Above all, it is my aim to make patients feel as comfortable and relaxed as possible, and to make them aware of their options and the realistic outcome of any treatment. At my clinic, we pride ourselves on patient care and experience, ensuring our patients’ visit and treatment is as informative, comfortable and professional as possible. A thorough medical consultation should always be undertaken to ensure all concerns are managed successfully. Pre and post information should be supplied to all patients prior to the selected treatment, as well as scheduled follow-up appointments to ensure the correct result has been achieved.


References
  1. Sund B., ‘New developments in wound care’, PJB Publications, (2000), pp.1-255.
  2. UK Health Centre, ‘Atrophic Scars’, (2016) <http://www.healthcentre.org.uk/cosmetic-treatments/scars-atrophic.html>
  3. Gauglitz GG, Korting HC, Pavicic T, et al., ‘Hypertrophic scarring and keloids: pathomechanisms and current and emerging treatment strategies’, Mol Med., 17 (2011), pp.113-125.

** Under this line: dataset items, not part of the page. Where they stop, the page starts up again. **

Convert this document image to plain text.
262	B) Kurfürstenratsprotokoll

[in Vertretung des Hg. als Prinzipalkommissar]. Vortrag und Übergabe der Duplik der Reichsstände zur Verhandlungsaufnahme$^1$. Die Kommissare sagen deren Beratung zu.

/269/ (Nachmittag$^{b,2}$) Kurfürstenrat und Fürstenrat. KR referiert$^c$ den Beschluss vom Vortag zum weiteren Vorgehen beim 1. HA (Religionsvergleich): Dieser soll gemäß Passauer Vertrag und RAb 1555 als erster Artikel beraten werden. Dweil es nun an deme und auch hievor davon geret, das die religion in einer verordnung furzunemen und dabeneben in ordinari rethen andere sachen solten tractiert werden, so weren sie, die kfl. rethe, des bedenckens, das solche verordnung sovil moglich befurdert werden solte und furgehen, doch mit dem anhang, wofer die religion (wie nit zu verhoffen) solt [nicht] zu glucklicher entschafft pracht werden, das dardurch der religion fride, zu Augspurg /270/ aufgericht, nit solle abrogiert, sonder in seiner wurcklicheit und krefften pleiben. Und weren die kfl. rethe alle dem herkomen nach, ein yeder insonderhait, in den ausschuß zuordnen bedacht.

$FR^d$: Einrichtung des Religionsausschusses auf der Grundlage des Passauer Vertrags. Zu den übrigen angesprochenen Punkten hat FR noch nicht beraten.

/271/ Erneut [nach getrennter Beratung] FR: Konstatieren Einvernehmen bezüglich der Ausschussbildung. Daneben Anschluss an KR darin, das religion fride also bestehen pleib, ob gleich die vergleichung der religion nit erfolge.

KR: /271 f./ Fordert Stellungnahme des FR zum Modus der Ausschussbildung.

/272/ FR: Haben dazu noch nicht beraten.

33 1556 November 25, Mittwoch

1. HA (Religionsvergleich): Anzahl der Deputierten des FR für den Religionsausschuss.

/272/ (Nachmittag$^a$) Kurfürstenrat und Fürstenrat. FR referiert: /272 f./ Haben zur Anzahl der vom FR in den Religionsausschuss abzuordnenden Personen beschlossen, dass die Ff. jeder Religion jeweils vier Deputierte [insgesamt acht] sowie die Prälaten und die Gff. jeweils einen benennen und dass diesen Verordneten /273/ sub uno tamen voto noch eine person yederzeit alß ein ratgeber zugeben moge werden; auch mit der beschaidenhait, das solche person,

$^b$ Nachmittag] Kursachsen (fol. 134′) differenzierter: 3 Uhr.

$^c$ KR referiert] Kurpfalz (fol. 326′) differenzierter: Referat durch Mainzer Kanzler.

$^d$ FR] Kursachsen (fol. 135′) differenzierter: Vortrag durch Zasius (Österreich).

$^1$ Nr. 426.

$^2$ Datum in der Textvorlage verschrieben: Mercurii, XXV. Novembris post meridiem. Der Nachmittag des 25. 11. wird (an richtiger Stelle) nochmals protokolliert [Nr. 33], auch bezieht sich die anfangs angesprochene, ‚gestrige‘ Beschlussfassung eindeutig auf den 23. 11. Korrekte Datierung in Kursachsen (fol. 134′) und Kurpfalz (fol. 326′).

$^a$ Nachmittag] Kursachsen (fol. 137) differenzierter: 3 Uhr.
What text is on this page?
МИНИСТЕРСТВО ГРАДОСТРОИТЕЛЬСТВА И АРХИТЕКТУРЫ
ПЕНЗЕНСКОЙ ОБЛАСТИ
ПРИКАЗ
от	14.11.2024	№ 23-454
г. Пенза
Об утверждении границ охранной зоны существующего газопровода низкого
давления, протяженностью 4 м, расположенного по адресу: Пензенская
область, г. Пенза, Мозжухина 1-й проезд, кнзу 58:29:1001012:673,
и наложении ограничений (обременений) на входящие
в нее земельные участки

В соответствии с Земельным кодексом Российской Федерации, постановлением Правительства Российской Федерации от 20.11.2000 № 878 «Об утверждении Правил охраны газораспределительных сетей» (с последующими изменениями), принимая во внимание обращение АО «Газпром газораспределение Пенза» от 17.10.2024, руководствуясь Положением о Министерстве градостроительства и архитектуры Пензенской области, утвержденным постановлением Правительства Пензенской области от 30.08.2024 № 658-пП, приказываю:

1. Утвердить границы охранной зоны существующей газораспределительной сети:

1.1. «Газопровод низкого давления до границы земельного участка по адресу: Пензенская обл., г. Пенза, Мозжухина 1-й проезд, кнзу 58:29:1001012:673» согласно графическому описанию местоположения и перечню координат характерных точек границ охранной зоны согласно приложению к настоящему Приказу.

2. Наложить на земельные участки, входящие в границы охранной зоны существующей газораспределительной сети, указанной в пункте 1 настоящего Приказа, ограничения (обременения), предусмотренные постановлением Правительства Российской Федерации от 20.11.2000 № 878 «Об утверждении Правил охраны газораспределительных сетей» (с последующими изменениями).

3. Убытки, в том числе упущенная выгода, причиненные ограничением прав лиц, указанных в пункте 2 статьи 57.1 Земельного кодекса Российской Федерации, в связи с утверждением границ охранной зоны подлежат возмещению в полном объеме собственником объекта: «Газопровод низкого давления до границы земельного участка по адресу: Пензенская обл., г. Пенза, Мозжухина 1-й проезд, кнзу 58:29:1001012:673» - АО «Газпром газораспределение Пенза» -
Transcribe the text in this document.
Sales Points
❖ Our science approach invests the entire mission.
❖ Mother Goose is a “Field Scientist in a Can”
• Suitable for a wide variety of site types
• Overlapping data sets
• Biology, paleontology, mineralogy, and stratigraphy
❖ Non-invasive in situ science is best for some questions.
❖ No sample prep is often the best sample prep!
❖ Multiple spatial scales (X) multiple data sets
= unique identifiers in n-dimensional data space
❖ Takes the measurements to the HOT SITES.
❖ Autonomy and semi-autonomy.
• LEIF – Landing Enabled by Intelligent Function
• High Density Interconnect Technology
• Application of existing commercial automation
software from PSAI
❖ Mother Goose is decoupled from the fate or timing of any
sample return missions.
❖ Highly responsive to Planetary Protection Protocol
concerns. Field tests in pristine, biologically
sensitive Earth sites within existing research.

  4. Har-Shai Y, Mettanes I, Zilberstein Y, et al., ‘Keloid Histopathology after intralesional cryosurgery treatment’, J Eur Acad Dermatol Venereol, 25(2011), pp.1027-1036.
  5. Thomas DW, Hopkinson I, Harding KG, Shepherd JP, Int J Oral Maxillofac Surg., 23 (1994), pp.232-6.
  6. Jacob CI et al. “Acne scarring: A classification system and review of treatment options.” J Am Acad Dermatol 2001;45:109-17
  7. Beasley K, Dai JM, Brown P, et al. Ablative fractional versus nonablative fractional lasers-where are we and how do we compare differing products? Current Dermatology Reports. 2013;2:135–143.
  8. Harithy Ra, Pon K. Scar treatment with lasers: a review and update. Current Dermatology Reports. 2012;1:69–75.
  9. Bogle MA, Yadav G, Arndt KA, Dover JS. Wrinkles and acne scars: ablative and nonablative facial resurfacing. In: Raulin C, Karsai S, editors. Laser and IPL Technology in Dermatology and Aesthetic Medicine. Berlin Heidelberg: Springer; 2011. pp. 289–297.
  10. Selective Waveband Technology (Denmark: Ellipse, 2016) <http://www.ellipse.com/en/Clinical/ Selective-Waveband-Technology>
  11. Leventhal D, Furr M, Reiter D, ‘Treatment of keloids and hypertrophic scars: a meta-analysis and review of the literature’, Arch Facial Plast Surg. 8(6) (2006), pp.362-8.